Leaked recordings from 80 company meetings at TikTok revealed that the social media giant has repeatedly accessed the private data of US users, Buzzfeed reported earlier in June. The recordings demonstrated that employees of ByteDance, TikTok’s Chinese parent company, accessed American data in China.
In 14 individual statements, nine TikTok employees indicated that engineers at the company had access to this data for at least five months, from September 2021 through January of this year, a Buzzfeed News review concluded.
The company had previously stated that American data from its app stays within the US. “We store all TikTok US user data in the United States, with backup redundancy in Singapore,” a 2019 statement expressed. “Our data centers are located entirely outside of China, and none of our data is subject to Chinese law.”
Even if TikTok stored all of its American data in the US, this does not appear to have stopped Chinese employees from accessing the private data of Americans.
TikTok’s behavior also runs contrary to the sworn testimony of a company executive in front of the US Senate last year. Although the executive claimed that a security team based in the US decides who can access the data, eight employees made nine statements in the recordings detailing situations in which American employees were required to consult with their Chinese colleagues regarding the nature of the flow of US user data. American employees of TikTok had neither the knowledge nor the permission required to access American data themselves, the recordings uncovered.
For those concerned about privacy, the recordings contained a number of alarming comments. “Everything is seen in China,” an anonymous member of TikTok’s Trust and Safety department said. Moreover, a company director made reference to a “Master Admin” engineer in Beijing with “access to everything,” per Buzzfeed.

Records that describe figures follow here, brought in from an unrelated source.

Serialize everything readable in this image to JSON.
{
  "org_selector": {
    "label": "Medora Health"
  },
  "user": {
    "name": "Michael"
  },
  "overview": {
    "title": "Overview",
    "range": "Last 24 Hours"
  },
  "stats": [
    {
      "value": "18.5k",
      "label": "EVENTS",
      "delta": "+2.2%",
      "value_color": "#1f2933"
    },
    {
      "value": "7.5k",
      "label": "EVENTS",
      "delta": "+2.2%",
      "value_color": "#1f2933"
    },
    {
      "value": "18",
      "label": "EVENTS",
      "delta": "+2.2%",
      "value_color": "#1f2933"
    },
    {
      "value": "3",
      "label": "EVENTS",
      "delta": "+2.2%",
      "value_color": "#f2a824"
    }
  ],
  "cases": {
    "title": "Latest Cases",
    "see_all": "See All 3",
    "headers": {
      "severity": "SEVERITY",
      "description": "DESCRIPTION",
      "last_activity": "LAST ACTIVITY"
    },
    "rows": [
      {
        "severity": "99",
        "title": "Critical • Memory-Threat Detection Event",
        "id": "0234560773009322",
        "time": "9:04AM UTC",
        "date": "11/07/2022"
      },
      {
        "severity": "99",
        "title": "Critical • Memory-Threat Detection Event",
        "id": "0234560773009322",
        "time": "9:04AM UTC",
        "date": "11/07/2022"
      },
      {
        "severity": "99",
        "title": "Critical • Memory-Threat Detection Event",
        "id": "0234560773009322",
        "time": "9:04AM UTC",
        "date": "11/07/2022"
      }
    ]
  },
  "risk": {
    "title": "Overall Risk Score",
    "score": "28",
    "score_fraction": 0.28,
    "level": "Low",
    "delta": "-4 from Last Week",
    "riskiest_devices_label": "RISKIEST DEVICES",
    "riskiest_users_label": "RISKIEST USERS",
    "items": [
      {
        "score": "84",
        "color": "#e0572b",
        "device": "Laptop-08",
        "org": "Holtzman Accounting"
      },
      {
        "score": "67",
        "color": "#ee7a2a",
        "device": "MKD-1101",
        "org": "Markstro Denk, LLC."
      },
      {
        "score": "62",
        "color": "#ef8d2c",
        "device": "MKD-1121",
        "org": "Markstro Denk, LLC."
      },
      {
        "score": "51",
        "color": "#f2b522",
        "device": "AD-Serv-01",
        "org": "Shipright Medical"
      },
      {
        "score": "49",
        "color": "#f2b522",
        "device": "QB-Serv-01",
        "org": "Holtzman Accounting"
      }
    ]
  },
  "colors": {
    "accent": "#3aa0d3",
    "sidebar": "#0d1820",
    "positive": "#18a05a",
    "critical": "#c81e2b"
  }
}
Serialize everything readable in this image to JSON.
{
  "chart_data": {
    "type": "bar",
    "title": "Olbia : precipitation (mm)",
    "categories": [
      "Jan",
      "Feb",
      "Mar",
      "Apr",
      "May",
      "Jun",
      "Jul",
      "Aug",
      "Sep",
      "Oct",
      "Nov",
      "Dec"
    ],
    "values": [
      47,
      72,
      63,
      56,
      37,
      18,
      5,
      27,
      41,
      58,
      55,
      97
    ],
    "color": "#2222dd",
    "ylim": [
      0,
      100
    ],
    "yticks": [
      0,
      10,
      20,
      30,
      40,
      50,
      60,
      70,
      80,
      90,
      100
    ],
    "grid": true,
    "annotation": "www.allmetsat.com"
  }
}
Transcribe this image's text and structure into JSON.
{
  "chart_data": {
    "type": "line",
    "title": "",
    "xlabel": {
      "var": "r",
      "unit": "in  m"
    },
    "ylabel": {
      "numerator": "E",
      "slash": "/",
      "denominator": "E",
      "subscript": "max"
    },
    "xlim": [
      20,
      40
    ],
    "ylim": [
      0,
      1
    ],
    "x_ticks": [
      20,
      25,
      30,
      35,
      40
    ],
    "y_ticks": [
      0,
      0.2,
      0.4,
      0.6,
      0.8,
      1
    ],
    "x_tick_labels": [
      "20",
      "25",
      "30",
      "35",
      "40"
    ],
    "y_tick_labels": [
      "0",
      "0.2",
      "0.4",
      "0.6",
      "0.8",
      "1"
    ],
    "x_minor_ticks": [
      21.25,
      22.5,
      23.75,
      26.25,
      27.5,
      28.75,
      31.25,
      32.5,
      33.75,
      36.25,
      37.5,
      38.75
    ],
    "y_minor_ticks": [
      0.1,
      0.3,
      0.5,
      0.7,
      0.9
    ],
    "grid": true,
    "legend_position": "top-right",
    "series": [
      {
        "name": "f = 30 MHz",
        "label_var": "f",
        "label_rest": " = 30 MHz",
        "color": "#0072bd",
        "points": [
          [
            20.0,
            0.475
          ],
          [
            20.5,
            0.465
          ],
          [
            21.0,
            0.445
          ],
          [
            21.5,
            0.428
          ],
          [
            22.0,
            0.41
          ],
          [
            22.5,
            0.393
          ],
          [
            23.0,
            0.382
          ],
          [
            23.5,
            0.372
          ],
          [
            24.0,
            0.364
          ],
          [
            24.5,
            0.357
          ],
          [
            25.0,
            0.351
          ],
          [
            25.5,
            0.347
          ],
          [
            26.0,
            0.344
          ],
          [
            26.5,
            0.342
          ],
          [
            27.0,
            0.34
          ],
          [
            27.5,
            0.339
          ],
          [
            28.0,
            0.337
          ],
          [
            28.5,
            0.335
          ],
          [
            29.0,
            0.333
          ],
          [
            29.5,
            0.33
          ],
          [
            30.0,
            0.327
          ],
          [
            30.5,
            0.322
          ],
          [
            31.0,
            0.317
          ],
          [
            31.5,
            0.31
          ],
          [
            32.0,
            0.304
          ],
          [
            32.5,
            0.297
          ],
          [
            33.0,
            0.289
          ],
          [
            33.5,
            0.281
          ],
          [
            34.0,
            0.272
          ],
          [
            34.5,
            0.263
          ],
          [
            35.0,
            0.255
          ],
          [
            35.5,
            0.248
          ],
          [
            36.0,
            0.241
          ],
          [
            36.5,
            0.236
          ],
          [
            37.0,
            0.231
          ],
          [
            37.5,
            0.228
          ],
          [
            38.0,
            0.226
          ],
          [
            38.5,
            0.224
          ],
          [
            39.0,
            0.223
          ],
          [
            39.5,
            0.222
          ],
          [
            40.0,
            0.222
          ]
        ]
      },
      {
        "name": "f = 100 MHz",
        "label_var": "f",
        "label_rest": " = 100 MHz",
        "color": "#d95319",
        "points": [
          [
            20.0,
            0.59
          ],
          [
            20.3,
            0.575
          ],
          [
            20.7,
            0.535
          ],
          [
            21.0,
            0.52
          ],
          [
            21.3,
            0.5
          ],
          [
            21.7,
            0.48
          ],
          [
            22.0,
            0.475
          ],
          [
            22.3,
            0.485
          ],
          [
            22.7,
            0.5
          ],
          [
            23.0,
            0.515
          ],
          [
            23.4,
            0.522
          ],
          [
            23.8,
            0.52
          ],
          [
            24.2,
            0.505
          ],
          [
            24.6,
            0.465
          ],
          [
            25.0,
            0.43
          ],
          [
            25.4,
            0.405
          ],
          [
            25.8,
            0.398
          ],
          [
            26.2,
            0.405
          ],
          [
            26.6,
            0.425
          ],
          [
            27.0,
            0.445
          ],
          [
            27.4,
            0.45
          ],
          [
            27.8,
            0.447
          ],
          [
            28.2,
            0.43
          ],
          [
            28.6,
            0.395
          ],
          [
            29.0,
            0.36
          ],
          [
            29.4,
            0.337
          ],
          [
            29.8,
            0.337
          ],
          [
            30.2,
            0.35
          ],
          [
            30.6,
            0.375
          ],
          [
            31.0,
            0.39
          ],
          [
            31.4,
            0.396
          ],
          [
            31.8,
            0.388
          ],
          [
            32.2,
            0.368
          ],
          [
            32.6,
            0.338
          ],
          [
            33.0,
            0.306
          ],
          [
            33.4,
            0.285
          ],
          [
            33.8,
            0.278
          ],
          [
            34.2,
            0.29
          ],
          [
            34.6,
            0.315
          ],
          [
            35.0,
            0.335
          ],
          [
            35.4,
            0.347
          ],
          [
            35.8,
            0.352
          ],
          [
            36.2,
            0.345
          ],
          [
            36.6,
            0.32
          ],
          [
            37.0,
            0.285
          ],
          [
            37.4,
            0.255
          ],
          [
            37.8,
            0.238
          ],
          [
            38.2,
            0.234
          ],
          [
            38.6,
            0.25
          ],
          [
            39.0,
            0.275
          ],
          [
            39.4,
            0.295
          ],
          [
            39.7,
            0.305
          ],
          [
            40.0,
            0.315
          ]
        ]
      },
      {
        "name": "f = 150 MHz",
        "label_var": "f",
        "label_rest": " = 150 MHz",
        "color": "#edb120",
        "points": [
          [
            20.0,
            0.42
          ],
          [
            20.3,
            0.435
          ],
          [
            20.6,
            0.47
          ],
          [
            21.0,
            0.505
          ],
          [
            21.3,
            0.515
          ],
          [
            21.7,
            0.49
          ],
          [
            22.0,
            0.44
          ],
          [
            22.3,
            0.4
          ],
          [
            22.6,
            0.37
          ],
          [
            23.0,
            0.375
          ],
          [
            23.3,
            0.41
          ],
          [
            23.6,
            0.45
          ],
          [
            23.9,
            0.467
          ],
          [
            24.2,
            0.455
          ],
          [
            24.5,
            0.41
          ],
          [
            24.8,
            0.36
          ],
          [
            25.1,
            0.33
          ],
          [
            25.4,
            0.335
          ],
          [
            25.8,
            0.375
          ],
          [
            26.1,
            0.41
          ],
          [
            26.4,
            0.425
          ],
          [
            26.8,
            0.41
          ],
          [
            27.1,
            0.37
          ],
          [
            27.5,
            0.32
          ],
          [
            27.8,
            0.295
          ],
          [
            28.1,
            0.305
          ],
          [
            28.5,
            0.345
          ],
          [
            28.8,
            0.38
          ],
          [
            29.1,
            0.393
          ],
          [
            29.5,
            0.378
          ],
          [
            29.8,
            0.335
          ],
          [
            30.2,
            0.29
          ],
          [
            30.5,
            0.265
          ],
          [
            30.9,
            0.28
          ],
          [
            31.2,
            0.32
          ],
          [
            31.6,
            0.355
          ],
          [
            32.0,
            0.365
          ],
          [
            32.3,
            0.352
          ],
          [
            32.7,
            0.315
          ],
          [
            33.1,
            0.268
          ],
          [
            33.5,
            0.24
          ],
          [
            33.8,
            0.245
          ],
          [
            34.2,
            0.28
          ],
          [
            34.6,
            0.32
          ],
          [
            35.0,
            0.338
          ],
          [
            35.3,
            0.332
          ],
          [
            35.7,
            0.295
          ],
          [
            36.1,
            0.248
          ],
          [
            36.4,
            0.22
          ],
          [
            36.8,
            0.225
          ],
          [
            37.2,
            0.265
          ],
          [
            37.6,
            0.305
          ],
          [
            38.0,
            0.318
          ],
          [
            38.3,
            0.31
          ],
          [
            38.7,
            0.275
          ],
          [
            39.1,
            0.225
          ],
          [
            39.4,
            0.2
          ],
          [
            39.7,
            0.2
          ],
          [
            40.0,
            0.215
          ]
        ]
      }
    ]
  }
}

This is not the first time that Bytedance has sparked concerns over its handling of data. President Trump threatened to ban TikTok in the US due to security issues, and US government employees are forbidden to download the app on government devices. “[TikTok’s] data collection threatens to allow the Chinese Communist Party access to Americans’ personal and proprietary information — potentially allowing China to track the locations of Federal employees and contractors, build dossiers of personal information for blackmail, and conduct corporate espionage,” an executive order of the former president claimed.
Despite stating that it does not share data with the Chinese government, the recordings, along with corroborating screenshots, and documents demonstrate that TikTok accessed the data of American users more frequently and recently than what has been thought in the past, Buzzfeed reported.
TikTok is aware of its negative reputation with respect to data and security. “We know we’re among the most scrutinized platforms from a security standpoint, and we aim to remove any doubt about the security of US user data,” Maureen Shanahan, a TikTok spokeswoman, told Buzzfeed.
TikTok claims it is trying to improve
The company is allegedly attempting to stop the flow of American data to China with its “Project Texas.” In fact, the recordings show that most of the instances that saw Chinese staff accessing US data occurred as part of TikTok’s mission to rid Chinese employees of the ability to access this data, according to Buzzfeed.
We know we’re among the most scrutinized platforms from a security standpoint, and we aim to remove any doubt about the security of US user data”
Maureen Shanahan, TikTok spokeswoman
In a statement released shortly before Buzzfeed’s report, TikTok strove to reassure its users of their safety, explaining that all US traffic now goes directly to Oracle, with US and Singapore data centers being used solely for backup. According to the statement, the company expects to delete all private data from its own data centers and instead have the data stored on Oracle’s servers.
In addition to relinquishing American data, TikTok established a US-based department charged with managing the data of American users.
“These are critical steps, but there is more we can do,” Albert Calamug of TikTok’s US Security Public Policy department said in a statement. “We’re dedicated to earning and maintaining the trust of our community and will continue to work every day to protect our platform and provide a safe, welcoming, and enjoyable experience for our community.”